Much more important will be European countries, including the UK, drawing closer together to maximise their combat and deterrence capability, both to support the US as part of Nato or, in the longer term, to ensure Europe’s ability to defend itself if US resolve were ever to weaken. Such a strengthening of Europe’s military capability is quite simply impossible without the direct involvement of the UK.

Together with France, we are Europe’s sole possessors of nuclear weapons without which an aggressive Russia could blackmail Europe over the decades ahead. Furthermore, global trade and economic security requires European nations to have the capability to protect their own territorial seas, and our common merchant sea lanes in the Atlantic, the Gulf and elsewhere.

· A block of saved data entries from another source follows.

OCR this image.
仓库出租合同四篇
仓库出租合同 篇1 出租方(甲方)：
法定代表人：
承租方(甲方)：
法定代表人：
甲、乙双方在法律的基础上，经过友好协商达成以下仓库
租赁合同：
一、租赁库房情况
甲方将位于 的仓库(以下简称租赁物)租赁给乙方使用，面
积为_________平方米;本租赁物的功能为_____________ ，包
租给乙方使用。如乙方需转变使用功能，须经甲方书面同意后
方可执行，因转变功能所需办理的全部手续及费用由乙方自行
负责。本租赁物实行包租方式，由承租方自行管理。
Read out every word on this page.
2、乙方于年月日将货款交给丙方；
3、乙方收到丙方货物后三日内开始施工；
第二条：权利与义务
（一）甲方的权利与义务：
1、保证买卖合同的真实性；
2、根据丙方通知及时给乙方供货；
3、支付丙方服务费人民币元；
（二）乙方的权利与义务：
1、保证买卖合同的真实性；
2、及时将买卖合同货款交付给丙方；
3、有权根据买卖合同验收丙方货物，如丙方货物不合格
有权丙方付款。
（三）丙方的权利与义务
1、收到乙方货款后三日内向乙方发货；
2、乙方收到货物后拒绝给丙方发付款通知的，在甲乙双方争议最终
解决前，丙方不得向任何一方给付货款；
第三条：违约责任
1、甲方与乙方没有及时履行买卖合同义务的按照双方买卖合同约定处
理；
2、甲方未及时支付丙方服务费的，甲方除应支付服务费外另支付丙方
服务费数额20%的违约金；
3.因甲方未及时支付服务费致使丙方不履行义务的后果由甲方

The Royal Navy, even in its current reduced state, remains Europe’s paramount naval and maritime power; a position that will be further enhanced when the two new carriers come into service.

The second strategic issue is how Europe is to project its foreign policy interests in the wider world unless the UK is around the table with Germany, France and other European states when crisis issues are being discussed. The two great successes of European foreign policy have been the financial sanctions imposed on Russia over Ukraine, and Europe’s sanctions on Iran that helped make possible the nuclear deal with that country. Neither would have been possible without the City of London’s financial strength.

Just as the Iran deal was negotiated by the permanent members of the security council plus Germany, so there will need to be a EU+UK forum available when future crises need to be addressed.

Long before the EU existed, Britain always joined with other European nations to prevent tyranny or aggression in Europe. We helped defeat Napoleon in 1815. We declared war on the Kaiser in 1914 and on Hitler in 1939. We did so not because we faced invasion at the beginning of those crises but because we recognised that there is no strategic threat to continental Europe that is not also a threat to the UK.

Britain’s strategic interests will not change in 2019 when we leave the EU. They will remain the same as those of France and Germany. That is the geopolitical reality that neither we nor our EU partners must ever forget.

Sir Malcolm Rifkind was foreign secretary and defence secretary between 1992 and 1997.